Но тут Ида показала своим тонким пальчиком на дорогу.
– Гляньте-ка, Дурень-Юкке идет, – сказала она.
– И верно, – подтвердил Альфред. – Что там еще стряслось?
Все знали, что Юкке запрещено отлучаться из богадельни. У него было неладно с головой, и он не запоминал дороги. Так, во всяком случае, утверждала Командорша.
– Он, того и гляди, заблудится, потом ищи-свищи, – говорила она. – А у меня нет времени бегать и искать его.
Но до Каттхульта Юкке добирался благополучно. Вот и теперь он ковылял по дороге, весь высохший и сморщенный, с седыми космами, свисавшими на уши. Вскоре он уже стоял на пороге кухни и всхлипывал.

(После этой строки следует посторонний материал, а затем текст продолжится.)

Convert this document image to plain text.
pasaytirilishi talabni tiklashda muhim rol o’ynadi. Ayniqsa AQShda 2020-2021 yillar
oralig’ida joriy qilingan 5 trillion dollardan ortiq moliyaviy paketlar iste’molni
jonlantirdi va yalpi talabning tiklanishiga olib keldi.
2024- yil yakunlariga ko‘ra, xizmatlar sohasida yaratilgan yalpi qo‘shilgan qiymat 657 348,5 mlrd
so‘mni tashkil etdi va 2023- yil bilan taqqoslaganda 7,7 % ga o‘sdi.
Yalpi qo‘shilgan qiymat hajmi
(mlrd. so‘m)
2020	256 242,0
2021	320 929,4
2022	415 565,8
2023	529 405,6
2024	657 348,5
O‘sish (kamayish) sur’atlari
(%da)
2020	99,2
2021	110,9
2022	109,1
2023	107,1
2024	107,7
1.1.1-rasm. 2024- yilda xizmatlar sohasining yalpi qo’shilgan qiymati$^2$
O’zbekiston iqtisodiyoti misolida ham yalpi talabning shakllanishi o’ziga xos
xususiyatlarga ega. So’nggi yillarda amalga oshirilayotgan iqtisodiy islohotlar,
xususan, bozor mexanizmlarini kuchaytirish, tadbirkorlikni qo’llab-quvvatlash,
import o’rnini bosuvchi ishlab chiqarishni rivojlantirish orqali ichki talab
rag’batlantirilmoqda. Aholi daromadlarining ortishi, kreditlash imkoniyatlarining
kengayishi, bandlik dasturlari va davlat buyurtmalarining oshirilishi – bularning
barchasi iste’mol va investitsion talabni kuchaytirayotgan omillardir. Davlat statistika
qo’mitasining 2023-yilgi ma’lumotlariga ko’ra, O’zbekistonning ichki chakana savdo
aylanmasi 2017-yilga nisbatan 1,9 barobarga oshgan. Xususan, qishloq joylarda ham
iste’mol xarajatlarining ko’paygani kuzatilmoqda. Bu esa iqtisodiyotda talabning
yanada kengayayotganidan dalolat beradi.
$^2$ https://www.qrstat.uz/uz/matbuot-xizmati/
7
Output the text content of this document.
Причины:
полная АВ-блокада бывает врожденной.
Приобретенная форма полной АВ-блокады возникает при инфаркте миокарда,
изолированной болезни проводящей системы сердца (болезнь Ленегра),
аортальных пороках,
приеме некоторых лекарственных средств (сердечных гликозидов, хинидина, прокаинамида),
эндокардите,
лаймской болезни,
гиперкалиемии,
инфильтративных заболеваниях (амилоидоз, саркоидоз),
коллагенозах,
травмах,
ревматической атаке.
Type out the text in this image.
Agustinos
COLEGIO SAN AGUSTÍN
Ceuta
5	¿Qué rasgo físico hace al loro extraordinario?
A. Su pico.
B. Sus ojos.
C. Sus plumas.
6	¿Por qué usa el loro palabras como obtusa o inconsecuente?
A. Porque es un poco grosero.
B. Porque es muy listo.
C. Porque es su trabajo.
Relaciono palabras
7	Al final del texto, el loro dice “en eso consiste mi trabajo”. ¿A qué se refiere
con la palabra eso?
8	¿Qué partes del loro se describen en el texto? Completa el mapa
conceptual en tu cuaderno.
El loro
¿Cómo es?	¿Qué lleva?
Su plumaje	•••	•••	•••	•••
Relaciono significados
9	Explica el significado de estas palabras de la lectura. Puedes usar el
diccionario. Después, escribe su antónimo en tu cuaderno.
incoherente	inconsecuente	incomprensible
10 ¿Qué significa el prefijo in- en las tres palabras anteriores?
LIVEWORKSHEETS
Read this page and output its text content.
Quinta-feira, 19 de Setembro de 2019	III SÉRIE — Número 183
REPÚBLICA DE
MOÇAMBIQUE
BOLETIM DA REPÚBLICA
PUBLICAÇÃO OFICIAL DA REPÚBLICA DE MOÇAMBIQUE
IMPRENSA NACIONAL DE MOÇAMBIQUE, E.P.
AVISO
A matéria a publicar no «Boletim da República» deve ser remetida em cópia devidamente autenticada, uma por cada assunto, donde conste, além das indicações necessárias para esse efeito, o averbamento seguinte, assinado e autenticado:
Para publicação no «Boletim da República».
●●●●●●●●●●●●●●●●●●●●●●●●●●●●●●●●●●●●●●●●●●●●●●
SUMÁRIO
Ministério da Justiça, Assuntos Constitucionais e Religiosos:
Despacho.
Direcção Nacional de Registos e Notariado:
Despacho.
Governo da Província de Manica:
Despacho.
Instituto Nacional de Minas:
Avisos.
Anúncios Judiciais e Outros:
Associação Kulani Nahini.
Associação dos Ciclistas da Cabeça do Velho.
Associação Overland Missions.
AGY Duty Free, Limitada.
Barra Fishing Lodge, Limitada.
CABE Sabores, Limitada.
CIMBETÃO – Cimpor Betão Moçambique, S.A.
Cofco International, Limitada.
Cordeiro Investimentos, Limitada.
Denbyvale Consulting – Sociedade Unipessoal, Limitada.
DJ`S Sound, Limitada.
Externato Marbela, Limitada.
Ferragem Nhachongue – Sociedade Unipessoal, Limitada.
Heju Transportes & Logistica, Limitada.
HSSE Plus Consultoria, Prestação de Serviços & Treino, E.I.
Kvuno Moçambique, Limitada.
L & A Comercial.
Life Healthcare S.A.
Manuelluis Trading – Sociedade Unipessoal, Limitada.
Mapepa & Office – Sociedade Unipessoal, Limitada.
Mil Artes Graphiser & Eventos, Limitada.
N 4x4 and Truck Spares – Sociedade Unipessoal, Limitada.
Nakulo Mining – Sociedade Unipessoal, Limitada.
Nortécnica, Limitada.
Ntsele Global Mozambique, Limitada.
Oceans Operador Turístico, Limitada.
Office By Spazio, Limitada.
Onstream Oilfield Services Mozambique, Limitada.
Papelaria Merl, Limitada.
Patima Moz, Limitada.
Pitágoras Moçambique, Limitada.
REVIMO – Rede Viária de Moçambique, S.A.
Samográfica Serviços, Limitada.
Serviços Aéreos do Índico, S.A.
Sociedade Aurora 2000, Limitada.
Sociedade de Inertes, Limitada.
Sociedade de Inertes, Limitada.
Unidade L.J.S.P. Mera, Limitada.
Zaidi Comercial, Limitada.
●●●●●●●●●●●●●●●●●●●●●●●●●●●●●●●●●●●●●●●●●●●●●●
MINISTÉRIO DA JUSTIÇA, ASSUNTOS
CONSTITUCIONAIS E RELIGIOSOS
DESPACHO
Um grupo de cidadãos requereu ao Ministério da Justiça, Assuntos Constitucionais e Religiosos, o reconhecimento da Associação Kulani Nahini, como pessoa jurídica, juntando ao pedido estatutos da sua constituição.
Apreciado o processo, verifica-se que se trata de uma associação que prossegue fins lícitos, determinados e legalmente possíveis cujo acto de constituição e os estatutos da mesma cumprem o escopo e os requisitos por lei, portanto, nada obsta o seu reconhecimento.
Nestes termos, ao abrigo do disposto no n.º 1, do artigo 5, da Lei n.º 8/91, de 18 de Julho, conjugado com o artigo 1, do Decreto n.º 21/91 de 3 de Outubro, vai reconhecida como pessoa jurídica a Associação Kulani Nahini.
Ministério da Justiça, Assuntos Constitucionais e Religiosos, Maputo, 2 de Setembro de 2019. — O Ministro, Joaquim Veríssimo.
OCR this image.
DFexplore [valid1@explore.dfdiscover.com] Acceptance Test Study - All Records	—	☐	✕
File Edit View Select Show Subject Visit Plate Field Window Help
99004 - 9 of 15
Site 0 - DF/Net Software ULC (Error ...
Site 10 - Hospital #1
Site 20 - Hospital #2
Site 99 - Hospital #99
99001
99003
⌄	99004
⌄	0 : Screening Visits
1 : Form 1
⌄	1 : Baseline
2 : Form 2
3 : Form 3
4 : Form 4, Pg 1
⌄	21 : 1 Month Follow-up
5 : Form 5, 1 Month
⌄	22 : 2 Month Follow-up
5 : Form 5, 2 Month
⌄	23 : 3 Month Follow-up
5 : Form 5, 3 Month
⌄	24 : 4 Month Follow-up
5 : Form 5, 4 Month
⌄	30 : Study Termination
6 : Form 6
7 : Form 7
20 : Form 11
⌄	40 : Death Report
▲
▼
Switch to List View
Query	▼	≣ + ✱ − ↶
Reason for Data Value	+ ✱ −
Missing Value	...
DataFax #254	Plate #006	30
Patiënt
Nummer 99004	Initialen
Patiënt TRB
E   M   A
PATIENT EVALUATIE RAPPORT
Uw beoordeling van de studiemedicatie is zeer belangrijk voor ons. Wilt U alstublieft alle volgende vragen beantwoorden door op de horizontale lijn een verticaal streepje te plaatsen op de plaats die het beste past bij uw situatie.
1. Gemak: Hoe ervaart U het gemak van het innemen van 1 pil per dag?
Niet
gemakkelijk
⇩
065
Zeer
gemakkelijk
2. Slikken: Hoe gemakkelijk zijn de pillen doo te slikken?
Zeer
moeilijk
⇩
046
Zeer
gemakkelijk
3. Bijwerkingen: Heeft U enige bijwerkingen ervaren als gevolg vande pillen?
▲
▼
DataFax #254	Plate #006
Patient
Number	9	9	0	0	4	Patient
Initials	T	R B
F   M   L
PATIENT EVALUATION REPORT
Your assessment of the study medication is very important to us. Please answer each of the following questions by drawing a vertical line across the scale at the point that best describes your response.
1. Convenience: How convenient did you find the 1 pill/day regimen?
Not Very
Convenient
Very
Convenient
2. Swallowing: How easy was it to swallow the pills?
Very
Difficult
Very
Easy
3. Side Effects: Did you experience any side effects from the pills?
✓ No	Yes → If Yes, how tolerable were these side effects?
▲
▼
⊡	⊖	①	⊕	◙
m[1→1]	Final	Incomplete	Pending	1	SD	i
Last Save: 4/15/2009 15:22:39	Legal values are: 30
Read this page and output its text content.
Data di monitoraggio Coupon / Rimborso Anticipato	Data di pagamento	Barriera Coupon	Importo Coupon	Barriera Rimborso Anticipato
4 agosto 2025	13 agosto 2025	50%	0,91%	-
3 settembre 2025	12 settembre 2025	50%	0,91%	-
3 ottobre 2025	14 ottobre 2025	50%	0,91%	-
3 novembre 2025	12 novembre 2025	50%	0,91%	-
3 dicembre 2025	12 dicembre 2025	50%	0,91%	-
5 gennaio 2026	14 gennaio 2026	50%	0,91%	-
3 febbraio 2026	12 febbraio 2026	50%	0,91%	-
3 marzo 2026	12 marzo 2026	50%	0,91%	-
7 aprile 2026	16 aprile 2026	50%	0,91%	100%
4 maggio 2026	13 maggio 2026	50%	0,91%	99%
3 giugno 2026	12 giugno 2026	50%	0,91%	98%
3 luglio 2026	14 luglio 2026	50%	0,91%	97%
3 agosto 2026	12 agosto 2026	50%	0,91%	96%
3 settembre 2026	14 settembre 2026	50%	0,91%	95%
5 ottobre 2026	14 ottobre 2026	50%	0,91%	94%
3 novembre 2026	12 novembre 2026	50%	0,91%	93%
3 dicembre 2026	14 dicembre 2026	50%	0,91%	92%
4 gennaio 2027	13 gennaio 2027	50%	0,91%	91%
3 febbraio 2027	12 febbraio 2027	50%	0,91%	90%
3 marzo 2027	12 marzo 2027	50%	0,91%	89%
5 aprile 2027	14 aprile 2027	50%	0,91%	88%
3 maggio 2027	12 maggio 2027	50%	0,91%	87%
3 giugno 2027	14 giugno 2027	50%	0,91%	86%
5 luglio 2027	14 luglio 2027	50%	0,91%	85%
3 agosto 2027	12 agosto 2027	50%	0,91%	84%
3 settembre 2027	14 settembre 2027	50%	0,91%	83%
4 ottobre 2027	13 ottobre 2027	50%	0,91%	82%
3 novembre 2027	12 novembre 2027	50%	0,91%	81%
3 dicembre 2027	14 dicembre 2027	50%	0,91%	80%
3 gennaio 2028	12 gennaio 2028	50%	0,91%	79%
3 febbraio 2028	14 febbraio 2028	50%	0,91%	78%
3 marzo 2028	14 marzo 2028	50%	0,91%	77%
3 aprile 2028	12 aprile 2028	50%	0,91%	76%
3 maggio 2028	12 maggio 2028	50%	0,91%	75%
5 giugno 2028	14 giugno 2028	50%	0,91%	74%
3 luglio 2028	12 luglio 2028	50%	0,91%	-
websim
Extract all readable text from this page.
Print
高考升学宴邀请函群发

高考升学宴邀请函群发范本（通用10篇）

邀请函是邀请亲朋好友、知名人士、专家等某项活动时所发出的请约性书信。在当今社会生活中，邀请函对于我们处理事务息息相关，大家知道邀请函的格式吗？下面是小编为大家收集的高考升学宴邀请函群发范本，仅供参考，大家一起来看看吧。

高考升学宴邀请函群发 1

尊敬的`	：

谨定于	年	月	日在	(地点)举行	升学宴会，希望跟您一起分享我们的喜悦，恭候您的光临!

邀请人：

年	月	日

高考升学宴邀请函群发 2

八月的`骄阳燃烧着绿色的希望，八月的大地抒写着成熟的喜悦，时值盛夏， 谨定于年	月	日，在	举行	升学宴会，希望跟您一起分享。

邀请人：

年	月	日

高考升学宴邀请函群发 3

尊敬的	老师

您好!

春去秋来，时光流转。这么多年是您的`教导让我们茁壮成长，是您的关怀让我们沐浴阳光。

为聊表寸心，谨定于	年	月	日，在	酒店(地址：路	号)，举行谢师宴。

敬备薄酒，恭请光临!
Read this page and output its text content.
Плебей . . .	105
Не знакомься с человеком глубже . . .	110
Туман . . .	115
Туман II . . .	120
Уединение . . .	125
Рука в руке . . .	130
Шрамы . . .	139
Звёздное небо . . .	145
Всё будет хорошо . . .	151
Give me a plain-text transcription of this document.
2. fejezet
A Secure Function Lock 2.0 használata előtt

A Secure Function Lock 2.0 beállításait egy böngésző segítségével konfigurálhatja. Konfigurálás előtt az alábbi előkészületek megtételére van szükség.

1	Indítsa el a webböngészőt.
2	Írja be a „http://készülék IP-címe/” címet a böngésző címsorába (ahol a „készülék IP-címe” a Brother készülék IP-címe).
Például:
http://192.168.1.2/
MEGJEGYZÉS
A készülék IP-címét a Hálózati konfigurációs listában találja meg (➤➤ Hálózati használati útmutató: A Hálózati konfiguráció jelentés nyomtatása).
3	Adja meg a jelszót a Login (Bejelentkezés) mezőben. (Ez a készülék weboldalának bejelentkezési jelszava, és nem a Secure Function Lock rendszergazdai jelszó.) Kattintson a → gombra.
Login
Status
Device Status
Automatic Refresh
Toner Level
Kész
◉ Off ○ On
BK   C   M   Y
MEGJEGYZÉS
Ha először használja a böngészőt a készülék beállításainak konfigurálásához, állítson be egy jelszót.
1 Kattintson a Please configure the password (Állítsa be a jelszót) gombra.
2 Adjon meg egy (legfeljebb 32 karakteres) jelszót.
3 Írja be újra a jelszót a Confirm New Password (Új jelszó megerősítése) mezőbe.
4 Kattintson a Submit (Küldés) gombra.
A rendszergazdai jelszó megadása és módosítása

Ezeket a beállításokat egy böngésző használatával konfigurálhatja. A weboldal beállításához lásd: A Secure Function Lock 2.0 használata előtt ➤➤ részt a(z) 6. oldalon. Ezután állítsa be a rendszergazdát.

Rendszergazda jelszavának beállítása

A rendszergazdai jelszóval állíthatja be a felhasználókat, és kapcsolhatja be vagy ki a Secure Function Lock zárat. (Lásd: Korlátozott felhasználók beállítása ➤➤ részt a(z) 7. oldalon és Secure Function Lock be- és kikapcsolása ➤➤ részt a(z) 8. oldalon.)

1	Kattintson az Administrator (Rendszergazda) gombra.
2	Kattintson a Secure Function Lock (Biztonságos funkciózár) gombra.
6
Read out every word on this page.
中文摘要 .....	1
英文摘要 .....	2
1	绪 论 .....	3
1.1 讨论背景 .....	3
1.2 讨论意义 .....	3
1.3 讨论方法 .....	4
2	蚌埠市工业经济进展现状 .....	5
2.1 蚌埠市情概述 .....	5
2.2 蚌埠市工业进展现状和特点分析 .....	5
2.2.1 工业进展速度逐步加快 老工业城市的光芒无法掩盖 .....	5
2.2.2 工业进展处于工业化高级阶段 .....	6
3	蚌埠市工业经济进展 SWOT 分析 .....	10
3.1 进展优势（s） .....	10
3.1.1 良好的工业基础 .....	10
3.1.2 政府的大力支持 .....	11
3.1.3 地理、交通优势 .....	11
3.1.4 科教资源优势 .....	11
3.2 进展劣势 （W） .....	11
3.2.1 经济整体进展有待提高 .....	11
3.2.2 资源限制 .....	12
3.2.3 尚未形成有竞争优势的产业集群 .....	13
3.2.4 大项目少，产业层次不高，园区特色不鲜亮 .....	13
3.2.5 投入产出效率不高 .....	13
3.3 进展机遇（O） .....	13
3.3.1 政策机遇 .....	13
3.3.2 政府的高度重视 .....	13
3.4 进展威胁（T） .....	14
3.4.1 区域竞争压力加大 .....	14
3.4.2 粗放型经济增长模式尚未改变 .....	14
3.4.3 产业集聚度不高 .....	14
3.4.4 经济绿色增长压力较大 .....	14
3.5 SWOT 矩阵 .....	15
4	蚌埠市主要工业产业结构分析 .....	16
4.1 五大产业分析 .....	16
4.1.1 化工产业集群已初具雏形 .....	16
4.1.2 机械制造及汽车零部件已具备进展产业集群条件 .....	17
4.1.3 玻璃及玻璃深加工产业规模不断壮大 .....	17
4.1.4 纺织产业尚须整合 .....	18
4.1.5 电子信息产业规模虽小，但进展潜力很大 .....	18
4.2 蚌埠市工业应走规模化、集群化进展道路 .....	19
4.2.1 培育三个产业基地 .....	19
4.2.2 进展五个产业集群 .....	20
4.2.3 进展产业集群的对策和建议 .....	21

– Нам не дали ни одного пальта, – прошамкал он. – И ни кусочка колбасы. Старостиха все забрала себе.
Больше он не мог вымолвить ни слова и только плакал.
Тут Эмиль разозлился. Он так сильно разозлился, что Альфред и Ида едва осмеливались взглянуть на него. Дико сверкнув глазами, он схватил со стола фарфоровую миску.
– Подать сюда старостиху! – закричал он и швырнул миску о стену с такой силой, что только черепки закружились по кухне. – Где мое ружье?
Альфред не на шутку испугался.
– Уймись, пожалуйста, – попросил он. – Тебе вредно так злиться!
Потом Альфред стал гладить и утешать своего несчастного дедушку и расспрашивать, почему Командорша так плохо с ними обошлась. Но Юкке знай себе твердил:
– Нам она не дала ни единого пальта и ни кусочка колбасы. А мне и та-ба-бака моего не дала, – плакал он.
Тут Ида снова показала на дорогу.
– Гляньте-ка, Кубышка идет, – сказала она.